~ 3 ay sonra ~
Notlar, kitaplar, yasalar. Son bir kaç haftadır hayatım sadece bunlardan ibaretti, çünkü sınavlar yaklaşıyordu.
'Grace!' Başımı kaldırıp, çalışma odasına giren Aiden'a baktım. 'Efendim?'
Sandalyemin arkasına geçip, omuzlarımı sıktı. 'Nasıl gidiyor, birşeyr ihtiyacın var mı?' Başımı iki yana salladım. 'Teşekkür ederim.'
'Birazdan bir arkadaşım gelecek, biliyosun yarın için bitirmemiz gereken bir proje var.' Başımı salladım. 'Peki.'
Dersti, projeydi, işti derken Aiden ile birbirimize hiç vakit ayıramamıştık. Günlerimiz sürekli koşturmaca ile geçtiği için akşamları bitkin düşüp direk uyuyorduk.
Malesef yapacak birşey yoktu, en azından yarın ki sınava atlatana kadar.
Bir yarım saat sonra zil çaldığında hiç aldırmamıştım bile, başımı kaldıracak halim yoktu. Ayrıca meşguldum.
Saatlerce ne telefona bakmıştım ne de başımı ders notlarından kaldırmıştım. İçerdekiler ile hiç ilgilenememiştim bile.
O kadar yorulmuştum ki, en son ne zaman doğru düzgün uyuduğumu hatırlamıyordum bile.
Uyku demişken, fazla yorgundum şu anda. Hatta gözlerim ağırlaşmaya başlıyordu bile. Başımı not defterine yaslayıp gözlerimi kapattım. Beş dakika dinlenecek zamanım vardı herhalde.
Birşeyin boynuma sürttüğünü hissettiğimde tepki vermedim. Fazla yorgundum. Az bir süre sonra hisettiğim sıcak bir nefes ve ardından kondurulan küçük öpücükler bile kafamı kaldırmadı.
'Aiden..' sesim uykulu ve boğuk çıkmıştı, ayrıca Aiden'ı durdurmamıştı bile. Boynumdan yüzüme, ardından dudaklarıma doğru devam etti.
'Bilemedin, bir daha dene güzelim.' Kulaklarıma dolan bu ses Aiden'a ait değildi. Gözlerimi açıp, doğruldum.
'Ne işin var senin burda?
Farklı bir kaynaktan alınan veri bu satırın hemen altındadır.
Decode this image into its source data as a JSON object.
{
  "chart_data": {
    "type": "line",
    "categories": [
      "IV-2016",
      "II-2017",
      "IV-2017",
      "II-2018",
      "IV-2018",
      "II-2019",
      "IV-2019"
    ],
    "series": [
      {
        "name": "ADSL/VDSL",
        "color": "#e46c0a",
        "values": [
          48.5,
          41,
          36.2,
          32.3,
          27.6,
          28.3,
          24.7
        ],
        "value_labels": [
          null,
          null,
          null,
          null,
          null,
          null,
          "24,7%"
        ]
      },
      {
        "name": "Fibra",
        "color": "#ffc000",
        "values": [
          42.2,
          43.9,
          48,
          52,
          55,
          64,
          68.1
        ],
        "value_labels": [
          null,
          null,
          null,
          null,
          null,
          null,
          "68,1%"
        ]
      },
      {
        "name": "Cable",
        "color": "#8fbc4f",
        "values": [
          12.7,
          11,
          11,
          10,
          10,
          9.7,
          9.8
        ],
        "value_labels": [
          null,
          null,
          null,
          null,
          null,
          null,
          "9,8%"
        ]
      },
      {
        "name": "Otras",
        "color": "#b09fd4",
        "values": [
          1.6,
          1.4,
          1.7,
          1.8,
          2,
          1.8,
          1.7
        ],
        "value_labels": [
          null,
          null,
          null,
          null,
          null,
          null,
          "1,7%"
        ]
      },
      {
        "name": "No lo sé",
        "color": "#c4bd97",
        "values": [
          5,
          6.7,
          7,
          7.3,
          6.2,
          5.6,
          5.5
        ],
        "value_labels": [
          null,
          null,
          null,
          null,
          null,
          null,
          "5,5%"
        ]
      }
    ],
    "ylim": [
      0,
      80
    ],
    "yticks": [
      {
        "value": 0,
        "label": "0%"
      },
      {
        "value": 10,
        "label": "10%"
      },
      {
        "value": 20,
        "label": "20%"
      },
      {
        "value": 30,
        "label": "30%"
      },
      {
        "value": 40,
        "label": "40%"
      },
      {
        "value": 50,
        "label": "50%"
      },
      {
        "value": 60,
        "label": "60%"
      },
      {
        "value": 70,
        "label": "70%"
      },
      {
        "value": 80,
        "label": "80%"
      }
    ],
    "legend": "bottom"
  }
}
Ne yaptığını sanıyorsun?!'
Panik bir şekilde ayağa kalkıp, Scott'a baktım. İnanamıyorum, beni öpmüştü. Üstelik uykulu halimden faydalanarak.
Gülerek çalışma masasına yaslandı. 'Eskiden bu dudaklara doyamıyordun güzelim.' Sinirle karşısına geçtim.
'Sakın! Ayrıca aptal aptal sırıtmayı kes!' Tanrım sinilerimi tepeme çıkartmakta üstüne yoktu.
Benim sinirlenmem sanki onu daha çok keyiflendiriyordu. 'Sakın birdaha yanıma yaklaşma, yemin ederim seni fena yaparım.'
Odadan çıkmak istediğimde, önümü kesti. 'Ne yaparsın güzelim, gerçi benim aklımda bir kaç fikir var.'
Bu arada Aiden neredeydi? Gerçi şu an sadece gelmemesini umuyordum. Çünkü herşey daha kötü olurdu.
'Scott, ben ciddiyim! Artık Londra'daki aptal, her sözüne inanan Grace değilim.'
Tekrar güldü. 'İşte tam da bu yüzden dikattimi daha fazla çekiyosun.' Baş parmağını, yavaşca koluma sürttü.
Refleks olarak kolunu ittim, ardından ise yumruğumu sertce yüzüne geçirdim.
'Sakın. Birdaha. Yanıma. yaklaşma.' Sinirden kelimeler ağzımdan tane tane çıkıyordu.
Odadan çıkıp, salona geçtim. 'Canım?'
Aiden, kucağında bilgisayarla koltukta oturuyordu.'İyimisin? Hayalet görmüş gibisin.' Elimi yüzüme götürüp derin bir nefes aldım. 'Uykuya dalmışım da, böyle birden uyanınca oldu galiba.'
ŞİMDİ OKUDUĞUN
Game of Seduction | 18
Teen FictionAdım Aiden.' Diğer kulaklığımı da çıkartıp başımı adının Aiden olduğunu öğrendiğim çocuğa döndüm. 'Adını sorduğumu hatırlamıyorum.' Onu bozmaya çalışsam bile sırıtmaya devam ediyordu. 'Biliyorum, ama az sonra şu ilerideki tuvalet kabininde ihtiyacın...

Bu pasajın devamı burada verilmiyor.